LAHORE, Feb 15: A diamond necklace stolen from a stall in the India Show on Feb 12 and recovered by police in two days was handed over to its owner, Kamal Kant Kulathia, on Wednesday.

Senior Superintendent of Police Investigation Abdul Razzaque Cheema handed over the necklace and two earrings worthRs700,000 to Mr Kulathia at his Qila Gujjar Singh investigation headquarters office.

Kulathia, one of the owners of ND Diamonds (Indian company), thanked the Pakistani government for the recovery.

Suspect Shakeel Jameel, of Sheikhupura, is with the investigation police on a four-day physical remand.

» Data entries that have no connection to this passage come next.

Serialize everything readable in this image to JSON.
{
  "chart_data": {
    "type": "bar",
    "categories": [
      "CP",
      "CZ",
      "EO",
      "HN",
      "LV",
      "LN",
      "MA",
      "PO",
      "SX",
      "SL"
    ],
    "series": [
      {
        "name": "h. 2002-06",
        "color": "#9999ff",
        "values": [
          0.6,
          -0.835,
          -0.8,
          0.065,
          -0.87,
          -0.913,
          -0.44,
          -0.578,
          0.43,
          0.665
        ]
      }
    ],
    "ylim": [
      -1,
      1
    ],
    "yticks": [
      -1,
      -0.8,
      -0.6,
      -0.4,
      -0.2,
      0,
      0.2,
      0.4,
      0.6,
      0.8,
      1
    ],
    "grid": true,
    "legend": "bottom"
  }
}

CIA SP Capt Liaquat Ali (retired) says they solved the case in a day by involving their strong network of informers who led to the arrest of the accused. The case was a challenge for the police because the country’s reputation was at stake, he said.

He claimed there was not a single country where 100 per cent of cases were traced.

The Indian trader is lucky to have recovered its stolen property in two days, but Muhammad Munir and his brother Muhammad Naeem are not. The brothers lost Rs7 million prize bonds in broad daylight and were injured by robbers outside the State Bankon Tuesday (Feb 14).

Police are still looking for clues in their search for the robbers.

Police showed Munir a CCTV footage to identify suspects on Wednesday. Though the footage did not help him spot the robbers, he said, he was satisfied for the time being with police investigation. In a pessimistic tone, he said getting back the stolen money seemed impossible in the country.

Several hundreds of robbery victims in the city have yet to see any development in their cases by the police. Official figures available with Dawn say the Lahore investigation police solved only 33 per cent of heinous crime cases (14,335 cases) in 2011 and their performance in crime against property even remained below 30 per cent.

The crime against property includes dacoity or robbery with murder, dacoity, robbery, car-snatching, other vehicles snatching, car theft, other vehicle theft, motorcycle snatching and motorcycle theft. On average such 50 cases are reported in the city.

Case trace and recovery ratio of the investigation police is also dismally low as investigators focus only on high-profile cases.

A senior police investigator says trained investigation officers are not available. He said recoveries made by police in crime against property are hardly handed over to the victims.

He said the commoners’ cases did not get police attention because of suo moto by courts, cases of high-profile figures, organisations and foreigners as police would use its resources to high profile cases.

SSP Investigation Abdul Razzaque Cheema says challan ratio in crime against property cases is not more than 35 per cent annually.

He said around 800 investigators of Lahore investigated around 64,000 cases with average of 80 cases per officer in a year making it difficult for them focus on all cases.

“We can improve the tracing and challan ratio of such cases with an increase in investigation officers,” he said.